After reading most of the Symposium articles, here is how the writers seem imo to be positioned:
Anti-historical A&E:
Peter Enns (formerly BioLogos), Karl Giberson (formerly BioLogos), Denis O. Lamoureux (affiliated with BioLogos), John Schneider

Unclear/uncommitted/on the fence:
Harry “Hal” Lee Poe (Ironic title: “A Case Study in Confusion”)

Pro-historical A&E:
Hans Madueme, William VanDoodewaard, John H. Walton (affiliated with BioLogos)

Let me add, however, that the ‘fence-sitter’ Poe, also said this:

“I strongly insist that the science does not dispute the possibility or probability of a common couple as the progenitors of the human race.” [Iow, ‘common ancestry’ & ‘sole progenitors’ not in clash, like “Adam as Our Common Ancestor, but not our Sole Progenitor”.]

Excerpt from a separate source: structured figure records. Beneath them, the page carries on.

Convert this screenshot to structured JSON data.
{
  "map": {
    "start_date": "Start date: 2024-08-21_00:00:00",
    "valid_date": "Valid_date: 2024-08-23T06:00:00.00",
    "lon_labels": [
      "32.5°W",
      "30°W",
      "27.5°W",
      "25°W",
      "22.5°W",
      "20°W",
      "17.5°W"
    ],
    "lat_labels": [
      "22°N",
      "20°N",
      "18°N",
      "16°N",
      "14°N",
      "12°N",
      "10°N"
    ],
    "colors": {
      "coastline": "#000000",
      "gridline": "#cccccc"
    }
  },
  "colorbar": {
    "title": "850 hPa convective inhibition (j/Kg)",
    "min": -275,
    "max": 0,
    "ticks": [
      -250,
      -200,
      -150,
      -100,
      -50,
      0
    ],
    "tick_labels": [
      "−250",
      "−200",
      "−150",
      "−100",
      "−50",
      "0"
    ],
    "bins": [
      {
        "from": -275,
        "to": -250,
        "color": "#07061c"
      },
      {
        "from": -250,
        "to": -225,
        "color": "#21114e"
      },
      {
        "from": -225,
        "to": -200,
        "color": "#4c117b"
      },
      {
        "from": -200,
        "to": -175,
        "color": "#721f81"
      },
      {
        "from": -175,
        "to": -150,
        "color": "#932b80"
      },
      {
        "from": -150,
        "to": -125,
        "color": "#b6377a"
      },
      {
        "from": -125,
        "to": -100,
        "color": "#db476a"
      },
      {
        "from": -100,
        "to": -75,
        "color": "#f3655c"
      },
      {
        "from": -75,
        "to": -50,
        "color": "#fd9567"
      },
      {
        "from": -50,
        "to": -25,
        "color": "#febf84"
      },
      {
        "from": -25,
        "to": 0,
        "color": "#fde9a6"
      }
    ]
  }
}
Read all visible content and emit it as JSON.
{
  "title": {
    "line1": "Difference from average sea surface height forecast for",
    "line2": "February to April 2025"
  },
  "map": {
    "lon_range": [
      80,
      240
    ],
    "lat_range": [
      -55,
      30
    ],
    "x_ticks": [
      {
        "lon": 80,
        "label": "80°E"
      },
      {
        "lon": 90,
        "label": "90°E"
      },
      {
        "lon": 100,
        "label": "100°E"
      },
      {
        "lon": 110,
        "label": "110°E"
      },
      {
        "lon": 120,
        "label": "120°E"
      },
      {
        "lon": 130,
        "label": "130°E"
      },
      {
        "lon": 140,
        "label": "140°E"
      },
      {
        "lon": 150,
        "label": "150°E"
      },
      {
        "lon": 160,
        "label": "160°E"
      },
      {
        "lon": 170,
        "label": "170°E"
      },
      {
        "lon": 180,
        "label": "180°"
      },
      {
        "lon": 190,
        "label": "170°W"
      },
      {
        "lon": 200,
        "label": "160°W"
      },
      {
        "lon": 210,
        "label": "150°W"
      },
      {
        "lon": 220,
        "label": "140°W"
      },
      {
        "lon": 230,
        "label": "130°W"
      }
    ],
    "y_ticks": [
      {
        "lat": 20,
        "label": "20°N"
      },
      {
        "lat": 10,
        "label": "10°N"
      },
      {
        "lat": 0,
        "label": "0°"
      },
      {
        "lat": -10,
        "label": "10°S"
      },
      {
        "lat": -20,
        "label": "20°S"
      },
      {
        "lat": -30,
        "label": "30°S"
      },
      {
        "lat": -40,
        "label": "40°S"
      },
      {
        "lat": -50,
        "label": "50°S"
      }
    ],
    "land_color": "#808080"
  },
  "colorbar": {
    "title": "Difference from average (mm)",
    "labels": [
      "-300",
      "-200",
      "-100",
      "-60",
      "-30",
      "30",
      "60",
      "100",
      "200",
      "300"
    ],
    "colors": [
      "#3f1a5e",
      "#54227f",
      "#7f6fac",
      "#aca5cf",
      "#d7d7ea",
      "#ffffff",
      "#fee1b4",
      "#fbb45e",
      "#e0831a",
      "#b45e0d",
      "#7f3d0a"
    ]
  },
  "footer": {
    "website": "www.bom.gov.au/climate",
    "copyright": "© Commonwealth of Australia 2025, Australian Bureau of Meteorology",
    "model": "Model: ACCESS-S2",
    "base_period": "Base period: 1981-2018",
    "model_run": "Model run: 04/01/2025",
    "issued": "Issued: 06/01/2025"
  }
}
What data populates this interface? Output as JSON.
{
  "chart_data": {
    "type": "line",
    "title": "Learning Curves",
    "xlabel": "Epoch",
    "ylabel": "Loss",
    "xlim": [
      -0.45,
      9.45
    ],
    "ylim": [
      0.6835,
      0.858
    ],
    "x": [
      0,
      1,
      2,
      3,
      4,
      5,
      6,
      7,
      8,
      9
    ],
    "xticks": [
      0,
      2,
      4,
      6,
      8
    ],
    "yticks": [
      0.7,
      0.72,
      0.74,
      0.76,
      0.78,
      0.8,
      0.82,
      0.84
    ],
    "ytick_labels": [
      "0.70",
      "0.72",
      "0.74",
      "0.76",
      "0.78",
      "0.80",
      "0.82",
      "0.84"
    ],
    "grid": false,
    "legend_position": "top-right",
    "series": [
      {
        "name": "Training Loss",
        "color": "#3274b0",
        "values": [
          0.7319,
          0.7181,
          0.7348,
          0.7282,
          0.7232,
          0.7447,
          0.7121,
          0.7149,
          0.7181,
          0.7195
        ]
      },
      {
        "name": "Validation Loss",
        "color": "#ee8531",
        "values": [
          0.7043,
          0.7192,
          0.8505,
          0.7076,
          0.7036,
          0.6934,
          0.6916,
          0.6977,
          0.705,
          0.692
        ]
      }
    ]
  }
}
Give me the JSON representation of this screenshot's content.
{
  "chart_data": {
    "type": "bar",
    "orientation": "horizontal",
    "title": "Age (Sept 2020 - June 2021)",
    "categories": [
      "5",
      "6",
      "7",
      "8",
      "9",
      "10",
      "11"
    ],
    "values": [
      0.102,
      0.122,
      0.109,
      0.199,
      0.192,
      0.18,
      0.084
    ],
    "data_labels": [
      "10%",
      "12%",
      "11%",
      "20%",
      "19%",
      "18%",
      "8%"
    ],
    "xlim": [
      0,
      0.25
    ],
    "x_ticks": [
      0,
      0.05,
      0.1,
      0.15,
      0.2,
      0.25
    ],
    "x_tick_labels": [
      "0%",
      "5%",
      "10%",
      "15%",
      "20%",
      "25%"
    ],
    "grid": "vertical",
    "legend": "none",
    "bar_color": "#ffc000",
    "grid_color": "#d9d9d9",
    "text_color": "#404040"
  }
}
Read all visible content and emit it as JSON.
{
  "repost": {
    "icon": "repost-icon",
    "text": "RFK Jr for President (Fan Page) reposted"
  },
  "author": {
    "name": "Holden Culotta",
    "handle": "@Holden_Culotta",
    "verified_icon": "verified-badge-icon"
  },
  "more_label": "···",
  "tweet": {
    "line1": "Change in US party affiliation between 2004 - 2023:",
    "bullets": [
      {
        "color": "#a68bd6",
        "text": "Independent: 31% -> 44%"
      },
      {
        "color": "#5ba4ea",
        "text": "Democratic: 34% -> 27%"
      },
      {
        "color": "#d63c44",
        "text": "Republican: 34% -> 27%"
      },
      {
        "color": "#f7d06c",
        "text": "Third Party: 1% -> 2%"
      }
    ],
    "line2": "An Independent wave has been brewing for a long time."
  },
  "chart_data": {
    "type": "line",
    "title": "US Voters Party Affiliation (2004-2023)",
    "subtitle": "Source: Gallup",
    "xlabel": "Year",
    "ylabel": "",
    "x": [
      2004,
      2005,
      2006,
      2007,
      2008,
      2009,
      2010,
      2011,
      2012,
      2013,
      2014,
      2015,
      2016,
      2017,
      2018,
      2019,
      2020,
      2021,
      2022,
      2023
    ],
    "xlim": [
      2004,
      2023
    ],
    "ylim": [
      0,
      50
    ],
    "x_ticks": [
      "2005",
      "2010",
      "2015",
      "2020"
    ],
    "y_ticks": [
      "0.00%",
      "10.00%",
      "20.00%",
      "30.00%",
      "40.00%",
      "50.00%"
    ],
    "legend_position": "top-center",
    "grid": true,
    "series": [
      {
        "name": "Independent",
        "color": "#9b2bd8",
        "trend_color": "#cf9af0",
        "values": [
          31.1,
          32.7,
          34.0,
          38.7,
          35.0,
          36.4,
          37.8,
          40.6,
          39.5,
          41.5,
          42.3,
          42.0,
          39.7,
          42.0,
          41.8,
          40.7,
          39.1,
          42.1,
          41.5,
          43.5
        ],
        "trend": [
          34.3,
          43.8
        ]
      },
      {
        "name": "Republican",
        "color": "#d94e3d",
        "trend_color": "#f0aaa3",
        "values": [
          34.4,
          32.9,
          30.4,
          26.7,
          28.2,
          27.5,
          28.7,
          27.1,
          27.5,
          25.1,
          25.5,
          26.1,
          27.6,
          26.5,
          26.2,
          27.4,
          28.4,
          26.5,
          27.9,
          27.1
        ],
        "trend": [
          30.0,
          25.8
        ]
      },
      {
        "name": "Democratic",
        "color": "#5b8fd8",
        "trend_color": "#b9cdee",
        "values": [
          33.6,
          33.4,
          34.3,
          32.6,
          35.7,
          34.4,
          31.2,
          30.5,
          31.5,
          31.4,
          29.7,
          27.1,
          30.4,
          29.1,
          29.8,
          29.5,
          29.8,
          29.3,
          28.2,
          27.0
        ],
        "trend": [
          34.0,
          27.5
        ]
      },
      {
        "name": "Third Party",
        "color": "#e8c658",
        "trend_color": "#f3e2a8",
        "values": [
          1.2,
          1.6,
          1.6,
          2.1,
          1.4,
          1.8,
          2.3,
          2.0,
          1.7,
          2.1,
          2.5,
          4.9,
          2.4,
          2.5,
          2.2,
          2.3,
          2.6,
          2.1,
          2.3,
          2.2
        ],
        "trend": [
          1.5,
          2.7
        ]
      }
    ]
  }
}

[I’d still really like to hear if BioLogos people have yet read the Flynn-Kemp scenario re: monogenism because it may surprise the anti-historical A&E majority here.]

And this:

“The present controversy [regarding A&E] cannot be simply resolved by appealing to the science, because science does not deal with the issues at stake. The disagreements are deeply rooted in theological traditions, philosophical assumptions, epistemological presuppositions, hermeneutical methods, exegetical theories, personal convictions, and tribal loyalties.”

Tribal loyalties and theological traditions are imho especially important in the way Adam and Eve are discussed at BioLogos (e.g. “Catholics don’t have any problem with this” - S. Joshua Swamidass at BioLogos conference 2015, again, see Flynn-Kemp). If Jim identifies no ‘orthodoxy’ wrt A&E, then no heterodoxy is even possible in taking ‘no position.’ Perhaps, however, the still uncommitted do have an important mediation role, like Poe, in pushing back ‘evangelically’ against ‘(pop) geneticism’ and ‘scientism’ on this topic, to allow historical theology, even orthodoxy its say, before they eventually do take a position consistent with the teachings of the ‘one holy, catholic and apostolic Church’.